The solution I posted is naive.
Plus:
on random pages, it seems to handle about 9 out of 10 xhtml web pages on the internet. it can handle ordinary stack xhtml files, but can fail on more unusual features (such as DTDs, etc.). if another program generated your xhtml output, it may work all the time.
the learning curve here is about 1/10 compared to real DOM parsing
the code here is about 1/10 the size compared to real DOM parsing.
familiar perl regex knowledge can then be used.
be prepared that this tool is rather limited. if you outgrow its capabilities, you may have to learn a better DOM parser, anyway.
Minus:
it is completely unsuitable if perfect DOM parsing is required. this code is breakable. it follows the berkeley rather than the at&t approach.

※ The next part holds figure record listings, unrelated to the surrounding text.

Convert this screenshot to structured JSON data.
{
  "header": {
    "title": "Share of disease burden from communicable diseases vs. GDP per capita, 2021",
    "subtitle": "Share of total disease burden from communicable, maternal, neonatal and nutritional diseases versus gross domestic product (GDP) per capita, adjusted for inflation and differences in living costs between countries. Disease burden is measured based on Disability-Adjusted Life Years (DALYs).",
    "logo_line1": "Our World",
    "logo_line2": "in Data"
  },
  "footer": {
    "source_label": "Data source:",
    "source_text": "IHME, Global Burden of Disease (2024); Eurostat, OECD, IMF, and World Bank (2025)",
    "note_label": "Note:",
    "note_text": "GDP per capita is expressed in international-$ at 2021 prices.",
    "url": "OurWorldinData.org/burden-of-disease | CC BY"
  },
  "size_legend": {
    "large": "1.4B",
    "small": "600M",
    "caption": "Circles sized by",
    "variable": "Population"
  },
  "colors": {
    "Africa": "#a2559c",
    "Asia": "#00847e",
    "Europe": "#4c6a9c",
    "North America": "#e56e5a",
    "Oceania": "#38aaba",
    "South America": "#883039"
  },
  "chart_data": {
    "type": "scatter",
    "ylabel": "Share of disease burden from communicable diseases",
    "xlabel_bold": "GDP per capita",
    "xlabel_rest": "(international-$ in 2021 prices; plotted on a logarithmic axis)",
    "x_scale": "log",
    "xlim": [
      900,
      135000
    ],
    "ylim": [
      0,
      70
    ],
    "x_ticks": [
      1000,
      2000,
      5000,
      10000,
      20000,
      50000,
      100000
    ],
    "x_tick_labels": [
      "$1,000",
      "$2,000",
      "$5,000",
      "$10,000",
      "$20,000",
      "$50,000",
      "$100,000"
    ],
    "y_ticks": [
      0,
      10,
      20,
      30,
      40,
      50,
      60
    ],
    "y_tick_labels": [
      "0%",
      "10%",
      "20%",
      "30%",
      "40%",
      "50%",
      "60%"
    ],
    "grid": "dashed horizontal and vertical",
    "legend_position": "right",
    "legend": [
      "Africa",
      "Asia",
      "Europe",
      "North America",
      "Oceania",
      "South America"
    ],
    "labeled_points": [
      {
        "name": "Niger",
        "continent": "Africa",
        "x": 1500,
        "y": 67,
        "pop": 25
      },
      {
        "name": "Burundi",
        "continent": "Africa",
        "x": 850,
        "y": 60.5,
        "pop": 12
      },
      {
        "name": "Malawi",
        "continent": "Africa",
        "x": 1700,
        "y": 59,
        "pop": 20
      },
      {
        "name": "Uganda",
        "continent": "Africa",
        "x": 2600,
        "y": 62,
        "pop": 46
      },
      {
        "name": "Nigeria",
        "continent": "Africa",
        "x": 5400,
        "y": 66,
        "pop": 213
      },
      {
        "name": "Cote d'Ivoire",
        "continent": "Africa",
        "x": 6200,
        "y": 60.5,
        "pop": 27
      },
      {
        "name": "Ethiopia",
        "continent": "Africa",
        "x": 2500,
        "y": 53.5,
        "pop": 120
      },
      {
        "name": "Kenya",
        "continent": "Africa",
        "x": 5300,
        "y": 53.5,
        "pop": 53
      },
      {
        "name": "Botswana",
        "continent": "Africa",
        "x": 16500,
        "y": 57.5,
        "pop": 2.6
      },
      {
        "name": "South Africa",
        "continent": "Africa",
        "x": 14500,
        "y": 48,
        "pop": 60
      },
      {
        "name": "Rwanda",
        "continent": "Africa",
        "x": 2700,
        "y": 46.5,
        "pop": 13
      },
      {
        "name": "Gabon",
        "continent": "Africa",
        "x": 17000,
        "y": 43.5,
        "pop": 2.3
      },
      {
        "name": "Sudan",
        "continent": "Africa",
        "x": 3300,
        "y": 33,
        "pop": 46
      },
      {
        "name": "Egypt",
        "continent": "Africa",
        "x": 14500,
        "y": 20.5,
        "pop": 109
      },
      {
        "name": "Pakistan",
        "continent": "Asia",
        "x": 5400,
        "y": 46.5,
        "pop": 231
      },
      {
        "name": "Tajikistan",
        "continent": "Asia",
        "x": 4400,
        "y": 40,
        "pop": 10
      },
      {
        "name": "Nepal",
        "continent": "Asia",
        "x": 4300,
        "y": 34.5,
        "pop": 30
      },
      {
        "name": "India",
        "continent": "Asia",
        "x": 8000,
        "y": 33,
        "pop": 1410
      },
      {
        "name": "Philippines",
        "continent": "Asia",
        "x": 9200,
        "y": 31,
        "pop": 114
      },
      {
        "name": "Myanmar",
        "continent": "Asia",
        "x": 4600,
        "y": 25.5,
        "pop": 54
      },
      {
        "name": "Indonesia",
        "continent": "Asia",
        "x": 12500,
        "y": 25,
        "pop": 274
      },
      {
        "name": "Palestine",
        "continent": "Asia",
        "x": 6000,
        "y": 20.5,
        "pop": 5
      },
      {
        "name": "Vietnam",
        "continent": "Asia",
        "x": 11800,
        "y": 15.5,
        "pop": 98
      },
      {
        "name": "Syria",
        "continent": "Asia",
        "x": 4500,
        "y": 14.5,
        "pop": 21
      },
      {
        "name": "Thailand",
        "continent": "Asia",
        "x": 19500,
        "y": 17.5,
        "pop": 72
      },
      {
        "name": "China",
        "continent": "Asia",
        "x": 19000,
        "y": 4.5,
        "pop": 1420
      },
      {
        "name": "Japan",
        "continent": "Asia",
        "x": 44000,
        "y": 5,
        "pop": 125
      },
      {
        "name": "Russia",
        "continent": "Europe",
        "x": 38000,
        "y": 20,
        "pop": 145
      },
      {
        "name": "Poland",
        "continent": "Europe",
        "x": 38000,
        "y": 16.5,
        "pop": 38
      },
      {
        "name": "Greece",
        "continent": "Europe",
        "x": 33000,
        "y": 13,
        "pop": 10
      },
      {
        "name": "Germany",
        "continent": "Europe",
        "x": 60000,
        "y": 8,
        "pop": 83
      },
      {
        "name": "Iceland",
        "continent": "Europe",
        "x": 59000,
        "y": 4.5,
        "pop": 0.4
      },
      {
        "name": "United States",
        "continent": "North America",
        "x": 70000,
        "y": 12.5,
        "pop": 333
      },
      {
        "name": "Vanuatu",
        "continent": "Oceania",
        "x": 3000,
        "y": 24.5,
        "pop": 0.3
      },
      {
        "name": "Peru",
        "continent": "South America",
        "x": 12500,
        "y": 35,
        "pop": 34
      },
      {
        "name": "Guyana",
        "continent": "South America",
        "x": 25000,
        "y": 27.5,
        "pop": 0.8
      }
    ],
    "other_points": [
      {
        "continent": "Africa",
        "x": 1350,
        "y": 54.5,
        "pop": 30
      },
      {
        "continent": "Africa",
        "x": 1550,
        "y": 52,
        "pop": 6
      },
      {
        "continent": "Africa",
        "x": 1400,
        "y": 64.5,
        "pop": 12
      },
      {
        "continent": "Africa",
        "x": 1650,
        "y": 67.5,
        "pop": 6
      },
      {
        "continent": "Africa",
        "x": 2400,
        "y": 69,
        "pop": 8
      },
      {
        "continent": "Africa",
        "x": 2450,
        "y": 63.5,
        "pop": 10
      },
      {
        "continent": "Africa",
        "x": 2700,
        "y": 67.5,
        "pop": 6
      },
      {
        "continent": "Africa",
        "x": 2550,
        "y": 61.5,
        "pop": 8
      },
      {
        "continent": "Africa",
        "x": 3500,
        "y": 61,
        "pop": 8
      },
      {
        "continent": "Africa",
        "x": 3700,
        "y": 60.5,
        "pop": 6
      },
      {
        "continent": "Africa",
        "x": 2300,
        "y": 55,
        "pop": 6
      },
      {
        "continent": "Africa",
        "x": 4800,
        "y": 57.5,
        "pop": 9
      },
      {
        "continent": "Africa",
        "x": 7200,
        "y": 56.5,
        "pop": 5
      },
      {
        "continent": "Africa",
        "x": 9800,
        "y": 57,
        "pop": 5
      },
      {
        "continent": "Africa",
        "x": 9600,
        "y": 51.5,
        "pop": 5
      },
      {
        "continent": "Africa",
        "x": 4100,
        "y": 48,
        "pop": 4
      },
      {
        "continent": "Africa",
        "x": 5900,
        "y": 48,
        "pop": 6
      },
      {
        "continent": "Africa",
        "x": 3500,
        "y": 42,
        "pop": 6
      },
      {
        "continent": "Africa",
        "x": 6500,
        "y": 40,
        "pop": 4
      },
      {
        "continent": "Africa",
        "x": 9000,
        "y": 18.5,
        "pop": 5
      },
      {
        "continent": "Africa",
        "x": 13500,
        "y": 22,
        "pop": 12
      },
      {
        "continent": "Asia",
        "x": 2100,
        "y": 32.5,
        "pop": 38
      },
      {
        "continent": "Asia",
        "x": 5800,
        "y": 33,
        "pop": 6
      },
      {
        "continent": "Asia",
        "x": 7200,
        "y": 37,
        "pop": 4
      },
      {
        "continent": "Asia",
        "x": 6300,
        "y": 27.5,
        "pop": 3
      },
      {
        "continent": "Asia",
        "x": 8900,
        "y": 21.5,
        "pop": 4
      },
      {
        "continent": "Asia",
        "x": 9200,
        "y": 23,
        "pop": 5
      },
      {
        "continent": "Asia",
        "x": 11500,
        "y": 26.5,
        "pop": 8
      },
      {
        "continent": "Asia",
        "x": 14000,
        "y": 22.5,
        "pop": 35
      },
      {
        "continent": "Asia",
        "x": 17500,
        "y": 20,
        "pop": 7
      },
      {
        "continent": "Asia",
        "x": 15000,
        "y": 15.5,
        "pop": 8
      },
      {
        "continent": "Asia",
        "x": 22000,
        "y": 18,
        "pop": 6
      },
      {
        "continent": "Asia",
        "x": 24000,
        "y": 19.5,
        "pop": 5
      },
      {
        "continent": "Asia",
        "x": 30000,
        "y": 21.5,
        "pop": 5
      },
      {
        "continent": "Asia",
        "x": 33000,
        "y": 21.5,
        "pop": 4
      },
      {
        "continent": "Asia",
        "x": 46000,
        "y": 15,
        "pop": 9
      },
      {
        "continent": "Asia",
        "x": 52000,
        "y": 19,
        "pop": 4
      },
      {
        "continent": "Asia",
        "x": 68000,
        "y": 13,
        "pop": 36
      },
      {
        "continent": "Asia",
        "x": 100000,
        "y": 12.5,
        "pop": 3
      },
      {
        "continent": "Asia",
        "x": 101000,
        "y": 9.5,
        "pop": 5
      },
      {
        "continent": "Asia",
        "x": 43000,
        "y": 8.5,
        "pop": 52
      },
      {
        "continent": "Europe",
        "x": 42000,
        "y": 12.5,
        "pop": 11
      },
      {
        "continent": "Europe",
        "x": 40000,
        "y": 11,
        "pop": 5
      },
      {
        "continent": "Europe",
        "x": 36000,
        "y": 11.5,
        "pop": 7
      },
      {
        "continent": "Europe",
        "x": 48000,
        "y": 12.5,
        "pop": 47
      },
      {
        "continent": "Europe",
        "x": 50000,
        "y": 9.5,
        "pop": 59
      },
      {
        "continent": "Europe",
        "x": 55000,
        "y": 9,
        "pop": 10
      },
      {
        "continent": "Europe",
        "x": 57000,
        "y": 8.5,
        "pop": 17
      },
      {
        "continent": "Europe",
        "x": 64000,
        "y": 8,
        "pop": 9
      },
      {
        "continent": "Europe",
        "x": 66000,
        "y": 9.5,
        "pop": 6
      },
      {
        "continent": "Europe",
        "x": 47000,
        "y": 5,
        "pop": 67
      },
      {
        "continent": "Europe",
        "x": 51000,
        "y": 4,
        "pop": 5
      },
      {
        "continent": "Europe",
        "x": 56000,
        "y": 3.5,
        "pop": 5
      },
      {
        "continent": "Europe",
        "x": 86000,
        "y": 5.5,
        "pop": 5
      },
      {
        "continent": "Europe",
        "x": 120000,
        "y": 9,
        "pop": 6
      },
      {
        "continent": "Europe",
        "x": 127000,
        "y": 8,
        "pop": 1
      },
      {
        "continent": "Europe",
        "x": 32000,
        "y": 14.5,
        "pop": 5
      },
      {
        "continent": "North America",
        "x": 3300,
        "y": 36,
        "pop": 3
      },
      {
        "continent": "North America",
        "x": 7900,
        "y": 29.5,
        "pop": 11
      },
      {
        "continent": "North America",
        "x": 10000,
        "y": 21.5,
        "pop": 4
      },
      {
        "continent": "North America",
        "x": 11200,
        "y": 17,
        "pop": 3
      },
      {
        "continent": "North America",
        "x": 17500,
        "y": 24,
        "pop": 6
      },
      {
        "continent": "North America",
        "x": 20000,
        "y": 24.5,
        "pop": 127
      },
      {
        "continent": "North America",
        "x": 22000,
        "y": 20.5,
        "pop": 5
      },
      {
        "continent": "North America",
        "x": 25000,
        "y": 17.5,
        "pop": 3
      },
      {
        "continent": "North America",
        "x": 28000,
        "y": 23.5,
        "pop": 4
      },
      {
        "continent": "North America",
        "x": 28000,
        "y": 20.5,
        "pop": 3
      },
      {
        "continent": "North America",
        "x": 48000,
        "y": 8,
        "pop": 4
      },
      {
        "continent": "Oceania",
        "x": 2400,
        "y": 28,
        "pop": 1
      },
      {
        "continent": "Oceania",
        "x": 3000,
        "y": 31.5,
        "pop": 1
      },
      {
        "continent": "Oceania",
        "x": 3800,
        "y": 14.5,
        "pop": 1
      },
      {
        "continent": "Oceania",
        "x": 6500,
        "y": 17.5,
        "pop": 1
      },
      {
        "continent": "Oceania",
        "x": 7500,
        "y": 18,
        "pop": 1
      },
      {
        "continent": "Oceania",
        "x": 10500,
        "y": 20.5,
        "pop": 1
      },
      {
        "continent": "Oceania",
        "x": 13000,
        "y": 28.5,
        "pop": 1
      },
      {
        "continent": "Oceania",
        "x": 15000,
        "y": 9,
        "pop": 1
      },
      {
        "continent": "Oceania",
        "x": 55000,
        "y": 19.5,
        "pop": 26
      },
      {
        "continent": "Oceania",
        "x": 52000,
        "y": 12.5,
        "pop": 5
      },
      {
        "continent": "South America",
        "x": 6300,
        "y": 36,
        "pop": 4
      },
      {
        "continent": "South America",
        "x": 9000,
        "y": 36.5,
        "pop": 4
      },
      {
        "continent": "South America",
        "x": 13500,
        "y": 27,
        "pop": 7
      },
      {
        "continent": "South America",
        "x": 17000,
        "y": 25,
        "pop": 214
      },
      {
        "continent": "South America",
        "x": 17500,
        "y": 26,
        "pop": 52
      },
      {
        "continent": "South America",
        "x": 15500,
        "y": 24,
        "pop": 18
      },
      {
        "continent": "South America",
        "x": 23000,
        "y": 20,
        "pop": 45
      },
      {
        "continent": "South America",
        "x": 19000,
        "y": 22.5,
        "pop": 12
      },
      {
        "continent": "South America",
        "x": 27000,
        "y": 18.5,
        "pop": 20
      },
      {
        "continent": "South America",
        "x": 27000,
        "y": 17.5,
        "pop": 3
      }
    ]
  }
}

but perfect DOM parsers can also fail on bad HTML documents.
and if you already know DOM parsing, then there is little time cost to do it right. use Mojolicious or XML::LibXML. you may as well stick to the better solution then..
giving this code a reflexive -1 vote ignores that it has its uses. sometimes, an ordinary screwdriver can do a job where a philips would be better. this code is an ordinary screwdriver for a philips screw. stackoverflow is a site to which novices come in need of quick solutions, too; not just the experts. this is why I posted it to begin with.
simple improvement fixes are appreciated, though the goal here is explicitly not to deal with all possible valid and invalid, sane and insane, correct and incorrect permutations of xml and xhtml.
/iaw